7. Toutefois, en l'absence de dispositions en ce sens, le service n'est pas tenu d'engager un contrôle de cohérence entre les revenus déclarés par M. F... et sa situation patrimoniale, sa situation de trésorerie ou les éléments de son train de vie pour procéder aux rectifications en litige. Le contribuable a été informé dans la proposition de rectification dont il a été destinataire, de la nature du contrôle effectué, n'a été privé d'aucune des garanties attachées à la procédure contradictoire dès lors qu'il lui était loisible de discuter du bien-fondé des redressements mis à sa charge. Il suit de là que M. et Mme F... ne sont pas fondés à soutenir que l'administration fiscale a procédé à un examen contradictoire de leur situation fiscale personnelle sans l'accompagner des garanties dont cette procédure est assortie.

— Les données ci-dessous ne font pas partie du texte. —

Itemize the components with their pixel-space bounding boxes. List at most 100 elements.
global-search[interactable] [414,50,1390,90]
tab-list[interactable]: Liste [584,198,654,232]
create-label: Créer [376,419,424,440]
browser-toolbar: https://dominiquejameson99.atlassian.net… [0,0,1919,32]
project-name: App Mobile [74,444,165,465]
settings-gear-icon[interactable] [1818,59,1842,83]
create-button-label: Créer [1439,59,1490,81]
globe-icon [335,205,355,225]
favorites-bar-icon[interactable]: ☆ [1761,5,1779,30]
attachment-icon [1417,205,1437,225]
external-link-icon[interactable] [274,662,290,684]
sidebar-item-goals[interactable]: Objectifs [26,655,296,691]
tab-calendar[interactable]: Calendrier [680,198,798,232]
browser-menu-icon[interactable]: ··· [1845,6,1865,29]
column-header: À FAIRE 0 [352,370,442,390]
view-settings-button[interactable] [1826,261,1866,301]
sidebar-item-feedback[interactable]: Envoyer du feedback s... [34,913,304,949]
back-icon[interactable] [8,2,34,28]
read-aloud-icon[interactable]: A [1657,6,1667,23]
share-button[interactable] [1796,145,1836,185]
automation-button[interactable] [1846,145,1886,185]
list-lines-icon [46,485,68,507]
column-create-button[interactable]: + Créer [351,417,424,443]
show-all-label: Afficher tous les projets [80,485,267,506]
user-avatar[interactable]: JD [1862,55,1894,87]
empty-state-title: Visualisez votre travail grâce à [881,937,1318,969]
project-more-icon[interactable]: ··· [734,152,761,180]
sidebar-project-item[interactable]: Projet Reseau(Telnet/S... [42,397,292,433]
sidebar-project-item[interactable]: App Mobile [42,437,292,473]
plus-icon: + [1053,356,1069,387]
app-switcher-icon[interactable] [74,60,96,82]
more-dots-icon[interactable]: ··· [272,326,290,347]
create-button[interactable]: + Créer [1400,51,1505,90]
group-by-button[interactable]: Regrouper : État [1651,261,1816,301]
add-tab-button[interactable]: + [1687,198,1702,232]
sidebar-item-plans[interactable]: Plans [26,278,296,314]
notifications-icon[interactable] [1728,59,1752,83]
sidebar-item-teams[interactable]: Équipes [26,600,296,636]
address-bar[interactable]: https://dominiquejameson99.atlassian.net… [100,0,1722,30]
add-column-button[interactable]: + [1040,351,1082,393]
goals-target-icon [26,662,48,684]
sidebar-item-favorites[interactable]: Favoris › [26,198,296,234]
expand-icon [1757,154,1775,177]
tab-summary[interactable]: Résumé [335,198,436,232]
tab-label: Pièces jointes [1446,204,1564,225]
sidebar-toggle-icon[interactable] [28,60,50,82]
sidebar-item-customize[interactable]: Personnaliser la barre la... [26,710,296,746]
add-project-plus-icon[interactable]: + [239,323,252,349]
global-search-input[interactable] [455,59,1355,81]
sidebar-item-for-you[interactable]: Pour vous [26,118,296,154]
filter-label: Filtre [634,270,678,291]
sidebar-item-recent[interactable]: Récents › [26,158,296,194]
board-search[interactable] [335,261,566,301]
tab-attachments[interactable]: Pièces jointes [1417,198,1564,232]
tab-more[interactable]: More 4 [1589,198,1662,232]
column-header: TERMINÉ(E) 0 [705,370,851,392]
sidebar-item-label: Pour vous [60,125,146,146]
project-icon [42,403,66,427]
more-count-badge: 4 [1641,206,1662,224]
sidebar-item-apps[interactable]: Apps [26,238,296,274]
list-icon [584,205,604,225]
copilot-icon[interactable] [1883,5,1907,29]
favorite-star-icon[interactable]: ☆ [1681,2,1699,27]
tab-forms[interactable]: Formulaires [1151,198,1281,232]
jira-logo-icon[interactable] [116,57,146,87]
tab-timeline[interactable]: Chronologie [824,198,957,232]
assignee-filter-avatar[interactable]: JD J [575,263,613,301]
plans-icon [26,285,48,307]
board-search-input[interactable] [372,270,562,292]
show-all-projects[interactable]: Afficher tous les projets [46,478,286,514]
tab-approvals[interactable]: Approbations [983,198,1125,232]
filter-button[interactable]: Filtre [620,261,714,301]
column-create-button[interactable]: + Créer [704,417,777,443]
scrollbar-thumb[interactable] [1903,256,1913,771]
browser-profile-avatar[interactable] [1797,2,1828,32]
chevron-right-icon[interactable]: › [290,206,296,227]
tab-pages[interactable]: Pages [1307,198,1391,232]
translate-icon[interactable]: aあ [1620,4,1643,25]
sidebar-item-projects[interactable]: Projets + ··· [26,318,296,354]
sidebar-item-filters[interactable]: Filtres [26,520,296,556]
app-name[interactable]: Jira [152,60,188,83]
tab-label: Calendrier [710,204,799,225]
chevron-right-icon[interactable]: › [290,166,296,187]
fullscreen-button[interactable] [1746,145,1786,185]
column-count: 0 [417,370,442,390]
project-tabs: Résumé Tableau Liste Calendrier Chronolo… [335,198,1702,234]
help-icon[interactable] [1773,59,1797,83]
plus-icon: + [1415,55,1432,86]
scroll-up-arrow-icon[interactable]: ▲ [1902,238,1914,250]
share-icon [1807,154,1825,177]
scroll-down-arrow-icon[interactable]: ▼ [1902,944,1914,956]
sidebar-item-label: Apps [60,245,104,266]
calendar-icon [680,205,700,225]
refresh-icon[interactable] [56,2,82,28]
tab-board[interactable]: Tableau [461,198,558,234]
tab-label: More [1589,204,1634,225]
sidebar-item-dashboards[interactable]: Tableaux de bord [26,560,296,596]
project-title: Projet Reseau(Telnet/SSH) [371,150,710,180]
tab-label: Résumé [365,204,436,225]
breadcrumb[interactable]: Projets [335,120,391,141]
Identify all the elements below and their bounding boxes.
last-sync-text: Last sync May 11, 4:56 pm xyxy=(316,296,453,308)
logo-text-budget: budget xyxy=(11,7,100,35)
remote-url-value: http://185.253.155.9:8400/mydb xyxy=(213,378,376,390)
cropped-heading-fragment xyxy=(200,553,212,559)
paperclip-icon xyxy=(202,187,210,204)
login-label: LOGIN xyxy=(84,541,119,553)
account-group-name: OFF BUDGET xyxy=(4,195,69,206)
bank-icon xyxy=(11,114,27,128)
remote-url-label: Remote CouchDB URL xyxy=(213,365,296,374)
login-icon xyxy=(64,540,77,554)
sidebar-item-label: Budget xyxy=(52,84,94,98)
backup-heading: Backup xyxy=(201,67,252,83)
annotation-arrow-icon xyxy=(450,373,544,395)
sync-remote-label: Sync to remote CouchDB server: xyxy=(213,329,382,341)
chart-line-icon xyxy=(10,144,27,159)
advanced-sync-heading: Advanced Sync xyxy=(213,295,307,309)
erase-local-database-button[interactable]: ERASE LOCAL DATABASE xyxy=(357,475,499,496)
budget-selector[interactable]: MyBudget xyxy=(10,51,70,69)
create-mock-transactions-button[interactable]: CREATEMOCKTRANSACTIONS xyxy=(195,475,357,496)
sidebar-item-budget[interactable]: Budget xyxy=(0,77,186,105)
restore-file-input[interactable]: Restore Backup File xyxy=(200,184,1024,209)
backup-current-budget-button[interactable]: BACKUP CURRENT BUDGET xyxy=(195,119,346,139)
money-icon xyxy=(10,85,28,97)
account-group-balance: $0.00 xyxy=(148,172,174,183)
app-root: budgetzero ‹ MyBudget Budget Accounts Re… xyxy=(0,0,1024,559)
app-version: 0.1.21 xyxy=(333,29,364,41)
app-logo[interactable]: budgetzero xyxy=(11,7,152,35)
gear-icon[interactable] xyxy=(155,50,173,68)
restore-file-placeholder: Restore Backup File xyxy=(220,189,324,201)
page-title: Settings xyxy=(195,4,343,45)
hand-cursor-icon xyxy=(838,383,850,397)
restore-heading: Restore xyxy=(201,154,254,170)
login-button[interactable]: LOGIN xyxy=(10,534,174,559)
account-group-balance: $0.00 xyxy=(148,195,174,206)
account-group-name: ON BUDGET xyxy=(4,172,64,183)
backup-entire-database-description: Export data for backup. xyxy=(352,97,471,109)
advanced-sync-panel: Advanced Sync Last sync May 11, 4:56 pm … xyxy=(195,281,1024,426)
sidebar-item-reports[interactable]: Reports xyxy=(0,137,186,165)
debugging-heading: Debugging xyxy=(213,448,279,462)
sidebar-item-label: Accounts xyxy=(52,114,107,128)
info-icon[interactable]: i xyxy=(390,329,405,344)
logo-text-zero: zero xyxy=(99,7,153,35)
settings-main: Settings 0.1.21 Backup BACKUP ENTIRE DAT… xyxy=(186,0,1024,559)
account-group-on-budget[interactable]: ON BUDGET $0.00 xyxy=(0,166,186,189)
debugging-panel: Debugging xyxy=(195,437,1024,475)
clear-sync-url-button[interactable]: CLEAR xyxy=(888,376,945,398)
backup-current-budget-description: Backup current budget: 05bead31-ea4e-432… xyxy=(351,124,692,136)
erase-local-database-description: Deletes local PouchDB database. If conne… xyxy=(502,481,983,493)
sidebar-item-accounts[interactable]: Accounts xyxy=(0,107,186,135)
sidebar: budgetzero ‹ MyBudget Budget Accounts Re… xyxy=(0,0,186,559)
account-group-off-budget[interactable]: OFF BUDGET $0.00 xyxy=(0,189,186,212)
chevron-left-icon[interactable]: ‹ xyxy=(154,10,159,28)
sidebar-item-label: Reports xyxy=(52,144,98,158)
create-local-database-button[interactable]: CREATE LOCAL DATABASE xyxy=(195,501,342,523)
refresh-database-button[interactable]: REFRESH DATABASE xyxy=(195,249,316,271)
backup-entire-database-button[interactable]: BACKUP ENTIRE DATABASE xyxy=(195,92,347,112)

Sur le bien-fondé des rectifications :
En ce qui concerne les revenus de capitaux mobiliers :
8. Il résulte de l'instruction et notamment de la proposition de rectification du 11 juillet 2014 que l'ensemble des sommes appréhendées par M. F... du fait de l'encaissement sur ses comptes personnels des chèques ou ordres de paiement émis par les clients de la SARL Lairoux automobiles ont été considérés comme des revenus distribués, les achats et les encaissements n'ayant pas été comptabilisés au niveau de la SARL. Ainsi, la somme de 221 507 euros correspondant à la marge TTC réalisée sur chaque vente de véhicule concerné a été regardée comme un revenu distribué au profit de M. F... sur le fondement des dispositions du 2° de l'article 109-1 du code général des impôts. Il est constant que dans le cadre de la procédure d'examen de la situation fiscale personnelle, M. E..., invité à justifier crédit par crédit les ventes à caractère professionnel, n'a apporté aucun élément et n'a pas justifié que la variation du compte courant d'associé entre l'ouverture et la clôture de l'exercice 2012 correspondait à des reversements effectués par M. F... à la SARL Lairoux. Ainsi, les appelants ne critiquent pas utilement la méthode de reconstitution des revenus distribués retenue par le service qui a pris en compte les encaissements reconnus par le gérant comme des ventes de véhicules diminués des achats évalués en l'absence de factures correspondantes à partir de la marge moyenne déterminée sur les seules opérations comptabilisées. En tout état de cause, les sommes inscrites au crédit d'un compte courant d'associé d'une société soumise à l'impôt sur les sociétés sont, sauf preuve contraire, à la disposition de cet associé, alors même que l'inscription résulterait d'une erreur comptable involontaire, et ont donc, même dans une telle hypothèse, le caractère de revenus distribués, imposables entre les mains de cet associé dans la catégorie des revenus de capitaux mobiliers en vertu du 2º du 1 de l'article 109 du code général des impôts. Pour que l'associé échappe à cette imposition, il lui incombe de démontrer, le cas échéant, qu'il n'a pas pu avoir la disposition de ces sommes ou que ces sommes ne correspondent pas à la mise à disposition d'un revenu. L'existence d'un solde créditeur du compte courant d'associé de M. F... ne saurait ainsi venir en déduction du montant des distributions déterminées par le service vérificateur.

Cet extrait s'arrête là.